Journal of Low Power Electronics and Applications (Jan 2021)
An Innovative Successive Approximation Register Analog-to-Digital Converter for a Nine-Axis Sensing System
Abstract
With nine-axis sensing systems in 5G smartphones, mobile power consumption has become increasingly important, and ultra-low-power (ULP) sensor circuits can decrease power consumption to tens of microwatts. This paper presents an innovative successive approximation register analog-to-digital converter, which comprises fine (three most significant bits (MSBs) plus course conversion (11 least significant bits (LSBs)) capacitive digital-to-analog converters (CDACs), ULP, four-mode reconfigurable resolution (9, 10, 11, or 12 bits), an internally generated clock, meta-detection, the switching base midpoint voltage (Vm) (SW-B-M), bit control logic, multi-phase control logic, fine (three MSBs) plus course conversion (11 LSBs) switch control logic, phase control logic, and an input signal plus negative voltage (VI + NEG) voltage generator.
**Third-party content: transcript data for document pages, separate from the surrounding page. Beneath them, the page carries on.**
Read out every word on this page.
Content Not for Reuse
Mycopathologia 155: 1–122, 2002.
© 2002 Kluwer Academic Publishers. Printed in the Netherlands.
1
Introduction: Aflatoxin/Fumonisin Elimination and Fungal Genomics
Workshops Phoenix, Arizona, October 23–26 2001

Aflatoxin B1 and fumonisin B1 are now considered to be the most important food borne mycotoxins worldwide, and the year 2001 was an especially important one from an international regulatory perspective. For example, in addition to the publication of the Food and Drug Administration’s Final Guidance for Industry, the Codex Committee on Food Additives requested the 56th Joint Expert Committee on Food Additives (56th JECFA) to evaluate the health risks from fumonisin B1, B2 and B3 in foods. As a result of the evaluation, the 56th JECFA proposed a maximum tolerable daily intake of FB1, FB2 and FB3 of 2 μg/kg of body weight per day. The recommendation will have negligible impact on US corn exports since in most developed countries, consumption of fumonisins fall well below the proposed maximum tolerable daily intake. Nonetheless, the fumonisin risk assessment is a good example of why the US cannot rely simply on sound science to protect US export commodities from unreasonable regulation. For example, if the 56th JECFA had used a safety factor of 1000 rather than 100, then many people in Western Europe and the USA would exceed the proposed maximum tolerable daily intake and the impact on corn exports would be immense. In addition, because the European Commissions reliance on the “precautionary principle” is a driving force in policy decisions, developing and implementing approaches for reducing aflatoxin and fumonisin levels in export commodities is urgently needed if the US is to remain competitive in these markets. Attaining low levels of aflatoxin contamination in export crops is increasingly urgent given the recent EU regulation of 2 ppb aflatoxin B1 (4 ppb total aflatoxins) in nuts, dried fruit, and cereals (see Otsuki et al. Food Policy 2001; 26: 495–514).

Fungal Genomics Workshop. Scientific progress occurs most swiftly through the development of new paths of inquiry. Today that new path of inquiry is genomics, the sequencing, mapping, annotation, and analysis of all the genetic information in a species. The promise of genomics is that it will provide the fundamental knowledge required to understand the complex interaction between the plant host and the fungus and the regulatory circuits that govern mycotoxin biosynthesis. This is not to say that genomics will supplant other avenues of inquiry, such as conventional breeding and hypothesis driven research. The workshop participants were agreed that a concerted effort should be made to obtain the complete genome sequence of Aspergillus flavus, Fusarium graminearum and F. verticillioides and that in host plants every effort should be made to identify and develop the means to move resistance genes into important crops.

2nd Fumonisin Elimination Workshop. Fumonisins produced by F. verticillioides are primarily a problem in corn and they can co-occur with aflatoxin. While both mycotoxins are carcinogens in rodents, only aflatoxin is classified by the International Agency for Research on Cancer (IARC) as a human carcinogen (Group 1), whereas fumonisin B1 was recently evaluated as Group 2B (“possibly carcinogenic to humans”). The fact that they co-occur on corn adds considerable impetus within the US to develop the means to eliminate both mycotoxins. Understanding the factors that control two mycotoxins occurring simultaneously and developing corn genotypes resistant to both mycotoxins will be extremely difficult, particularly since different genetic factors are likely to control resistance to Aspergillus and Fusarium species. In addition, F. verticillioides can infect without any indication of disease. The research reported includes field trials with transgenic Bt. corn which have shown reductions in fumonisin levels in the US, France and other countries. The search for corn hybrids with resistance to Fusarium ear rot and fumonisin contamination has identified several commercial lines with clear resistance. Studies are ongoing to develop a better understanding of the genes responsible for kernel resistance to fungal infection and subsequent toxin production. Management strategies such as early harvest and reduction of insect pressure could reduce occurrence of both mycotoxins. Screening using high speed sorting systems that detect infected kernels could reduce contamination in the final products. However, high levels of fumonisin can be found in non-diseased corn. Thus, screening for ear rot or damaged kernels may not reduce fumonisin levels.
Then, the mechanism of the discrete Fourier transform (DFT)-based calibration is applied. The scalable voltage technique was used, and the analog/digital voltage was Vanalog (1.5 V) and Vdigital (0.9 V) to meet the specifications of the nine-axis ULP sensing system. The CDACs can reconfigure four-mode resolutions, 9–12 bits, for use in nine-axis sensor applications. The corresponding dynamic signal-to-noise and distortion ratio performance was 50.78, 58.53, 62.42, and 66.51 dB. In the 12-bit mode, the power consumption of the ADC was approximately 2.7 μW, and the corresponding figure of merit (FoM) was approximately 30.5 fJ for each conversion step.